Que serait devenu le monde sans «Blanche-Neige», «Pinocchio», «Bambi» ou encore «Le livre de la jungle» de Disney, sans oublier «Le roi lion» et «La reine des neiges»? L’inexistence de leurs personnages, si bien animés qu’ils semblaient avoir une âme, est une hypothèse presque douloureuse à envisager. Ces êtres nous ont valu tant de terreurs, de rires et de larmes, ont exalté tant de sentiments fondamentaux qu’ils nous sont consubstantiels. Seul le Charlot de Chaplin a réussi, au cinéma, à s’imposer avec une puissance comparable à l’imaginaire collectif.
Quel était donc le secret de Walt Disney pour réussir à coloniser les esprits de centaines de millions d’enfants et d’adultes depuis un siècle? A la lumière de sa biographie – notamment un formidable podcast de neuf heures sur France Culture intitulé «Oncle Walt, Mister Disney» –, la première moitié de la réponse tient en un mot: le perfectionnisme. Un perfectionnisme obsessionnel, pathologique. Et puis cet Américain moyen d’origine modeste, sans diplôme, bon dessinateur et bon comédien avait un sens du récit hors norme. Enfin, le hasard a voulu que, au début des années 1920, ce jeune homme du Middle West américain, sans réelle vocation, découvre à Kansas City le film d’animation, un genre encore balbutiant. Moins de vingt ans plus tard, son «Blanche-Neige et les sept nains» élevait le dessin animé au rang d’art à part entière.

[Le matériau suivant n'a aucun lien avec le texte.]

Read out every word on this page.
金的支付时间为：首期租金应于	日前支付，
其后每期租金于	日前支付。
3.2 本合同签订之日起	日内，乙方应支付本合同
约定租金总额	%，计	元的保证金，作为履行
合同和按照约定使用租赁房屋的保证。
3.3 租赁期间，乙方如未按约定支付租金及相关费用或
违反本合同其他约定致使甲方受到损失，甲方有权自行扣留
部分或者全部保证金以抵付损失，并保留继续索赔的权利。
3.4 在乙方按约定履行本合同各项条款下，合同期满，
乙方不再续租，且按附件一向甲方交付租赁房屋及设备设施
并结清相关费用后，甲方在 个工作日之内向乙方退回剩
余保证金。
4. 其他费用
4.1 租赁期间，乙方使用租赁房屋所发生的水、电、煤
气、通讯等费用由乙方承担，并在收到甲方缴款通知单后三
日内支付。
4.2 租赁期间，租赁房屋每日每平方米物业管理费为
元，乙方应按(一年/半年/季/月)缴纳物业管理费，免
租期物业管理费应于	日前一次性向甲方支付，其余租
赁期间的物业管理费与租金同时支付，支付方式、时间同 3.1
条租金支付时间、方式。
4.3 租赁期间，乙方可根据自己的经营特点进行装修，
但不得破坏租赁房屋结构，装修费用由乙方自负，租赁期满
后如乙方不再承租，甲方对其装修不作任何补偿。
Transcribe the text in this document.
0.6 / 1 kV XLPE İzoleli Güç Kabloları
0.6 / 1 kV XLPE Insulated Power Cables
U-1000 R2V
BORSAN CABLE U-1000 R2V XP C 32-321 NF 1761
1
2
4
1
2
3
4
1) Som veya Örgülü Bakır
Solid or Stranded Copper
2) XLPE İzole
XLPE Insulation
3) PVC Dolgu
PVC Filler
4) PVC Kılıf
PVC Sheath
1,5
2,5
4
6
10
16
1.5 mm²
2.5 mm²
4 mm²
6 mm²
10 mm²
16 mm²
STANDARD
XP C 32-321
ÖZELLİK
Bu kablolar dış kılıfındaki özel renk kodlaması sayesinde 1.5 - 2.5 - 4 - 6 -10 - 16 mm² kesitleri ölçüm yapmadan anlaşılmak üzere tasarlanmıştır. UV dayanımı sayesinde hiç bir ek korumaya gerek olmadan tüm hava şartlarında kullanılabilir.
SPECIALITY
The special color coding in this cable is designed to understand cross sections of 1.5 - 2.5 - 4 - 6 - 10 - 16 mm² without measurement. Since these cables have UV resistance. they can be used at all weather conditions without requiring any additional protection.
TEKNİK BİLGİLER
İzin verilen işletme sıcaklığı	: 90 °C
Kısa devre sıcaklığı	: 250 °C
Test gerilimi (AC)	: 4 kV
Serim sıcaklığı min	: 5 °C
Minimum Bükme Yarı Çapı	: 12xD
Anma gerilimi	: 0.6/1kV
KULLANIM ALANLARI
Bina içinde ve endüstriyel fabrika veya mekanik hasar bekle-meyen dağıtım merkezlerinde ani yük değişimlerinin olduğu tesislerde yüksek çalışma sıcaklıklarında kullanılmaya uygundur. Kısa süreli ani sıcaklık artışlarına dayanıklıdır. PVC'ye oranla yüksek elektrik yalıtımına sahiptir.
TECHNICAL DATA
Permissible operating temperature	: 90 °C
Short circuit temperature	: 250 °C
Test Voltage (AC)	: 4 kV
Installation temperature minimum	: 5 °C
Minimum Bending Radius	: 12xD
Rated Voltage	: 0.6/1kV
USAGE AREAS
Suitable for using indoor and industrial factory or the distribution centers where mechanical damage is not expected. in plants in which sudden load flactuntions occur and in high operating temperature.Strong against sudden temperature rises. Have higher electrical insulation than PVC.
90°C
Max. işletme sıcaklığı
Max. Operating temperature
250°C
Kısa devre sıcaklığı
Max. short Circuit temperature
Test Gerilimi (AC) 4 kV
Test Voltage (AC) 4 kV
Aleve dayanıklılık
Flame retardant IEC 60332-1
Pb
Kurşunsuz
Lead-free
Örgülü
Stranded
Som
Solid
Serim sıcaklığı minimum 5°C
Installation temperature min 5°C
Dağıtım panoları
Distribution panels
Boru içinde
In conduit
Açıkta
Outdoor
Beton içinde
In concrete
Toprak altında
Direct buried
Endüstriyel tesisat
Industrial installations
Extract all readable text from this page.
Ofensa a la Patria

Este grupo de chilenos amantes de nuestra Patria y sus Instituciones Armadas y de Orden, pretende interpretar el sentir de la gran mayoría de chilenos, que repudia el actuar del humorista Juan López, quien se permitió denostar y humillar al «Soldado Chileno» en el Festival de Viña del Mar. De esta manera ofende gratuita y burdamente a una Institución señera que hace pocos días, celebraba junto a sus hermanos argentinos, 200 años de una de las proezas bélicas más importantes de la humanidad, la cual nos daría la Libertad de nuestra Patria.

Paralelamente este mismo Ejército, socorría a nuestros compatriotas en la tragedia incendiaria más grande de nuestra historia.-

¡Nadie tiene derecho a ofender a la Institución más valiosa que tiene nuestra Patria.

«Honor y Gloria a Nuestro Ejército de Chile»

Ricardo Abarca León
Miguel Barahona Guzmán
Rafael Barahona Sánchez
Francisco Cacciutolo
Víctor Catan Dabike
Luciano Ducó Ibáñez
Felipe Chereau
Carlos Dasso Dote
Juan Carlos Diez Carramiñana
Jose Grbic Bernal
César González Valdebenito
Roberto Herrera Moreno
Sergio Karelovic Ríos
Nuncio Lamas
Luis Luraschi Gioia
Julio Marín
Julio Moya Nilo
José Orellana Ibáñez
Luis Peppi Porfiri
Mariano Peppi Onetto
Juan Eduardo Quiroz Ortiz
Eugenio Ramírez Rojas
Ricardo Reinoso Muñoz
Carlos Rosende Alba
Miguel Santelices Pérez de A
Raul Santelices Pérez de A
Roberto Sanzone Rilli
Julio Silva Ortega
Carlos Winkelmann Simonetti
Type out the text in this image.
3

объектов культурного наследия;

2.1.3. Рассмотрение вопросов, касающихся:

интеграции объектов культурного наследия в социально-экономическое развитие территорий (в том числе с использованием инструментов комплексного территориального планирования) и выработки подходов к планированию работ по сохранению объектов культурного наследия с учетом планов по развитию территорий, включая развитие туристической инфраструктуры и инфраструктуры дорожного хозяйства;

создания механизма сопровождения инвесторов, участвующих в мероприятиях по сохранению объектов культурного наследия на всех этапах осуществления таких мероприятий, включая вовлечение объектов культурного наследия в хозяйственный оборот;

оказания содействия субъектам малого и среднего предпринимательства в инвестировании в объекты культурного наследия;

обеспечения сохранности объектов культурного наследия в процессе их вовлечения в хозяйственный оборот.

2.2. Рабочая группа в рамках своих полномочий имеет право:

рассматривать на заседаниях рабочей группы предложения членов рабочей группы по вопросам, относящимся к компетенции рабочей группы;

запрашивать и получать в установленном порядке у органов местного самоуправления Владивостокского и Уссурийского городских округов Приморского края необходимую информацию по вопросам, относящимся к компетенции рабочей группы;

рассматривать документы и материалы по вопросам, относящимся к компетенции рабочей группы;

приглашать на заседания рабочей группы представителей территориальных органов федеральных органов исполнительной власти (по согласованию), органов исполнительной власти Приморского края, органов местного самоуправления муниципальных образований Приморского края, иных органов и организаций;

A 21 ans, il fonde ses premiers studios et fait faillite presque immédiatement à cause d’un client insolvable. Pas grave, Disney prend le train pour Los Angeles avec 40 dollars en poche et ouvre un nouvel atelier en 1923. Cette fois, ce sera le bon, même si le distributeur de sa série «Alice Comedies» le malmène en l’obligeant à bâcler son travail pour augmenter les bénéfices. Pas question pour Disney de transiger avec la qualité, de renoncer à l’expérimentation. Le fric, il s’en moque. Ce qui l’obsède, c’est de créer une illusion toujours plus fidèle à la réalité, quitte à reléguer des scènes entières dans ses archives parce qu’il les juge superflues et donc néfastes pour la fluidité du récit.
Tout l’argent gagné est réinvesti pour faire mieux, quitte à friser la banqueroute à plusieurs reprises. Ce qu’il veut, ce sont des films rythmés, avec une bande-son sublime, des personnages forts et variés, des mouvements naturels, des récits simples et efficaces. On a beau lui arracher ses meilleurs collaborateurs, comme Ub Iwerks, le créateur de Mickey, ou Tex Avery, le roi de l’animation burlesque, le chef d’orchestre recompose à chaque fois une équipe forte et truste les Oscars avec ses «75 Silly Symphonies», des bijoux de six à huit minutes. Ses animateurs et techniciens emmagasinent une expérience qui leur permet de s’attaquer à l’Everest: un long métrage d’animation ultra-sophistiqué. Ce sera «Blanche-Neige», en 1937. Le conte de fées industriel pouvait vraiment commencer.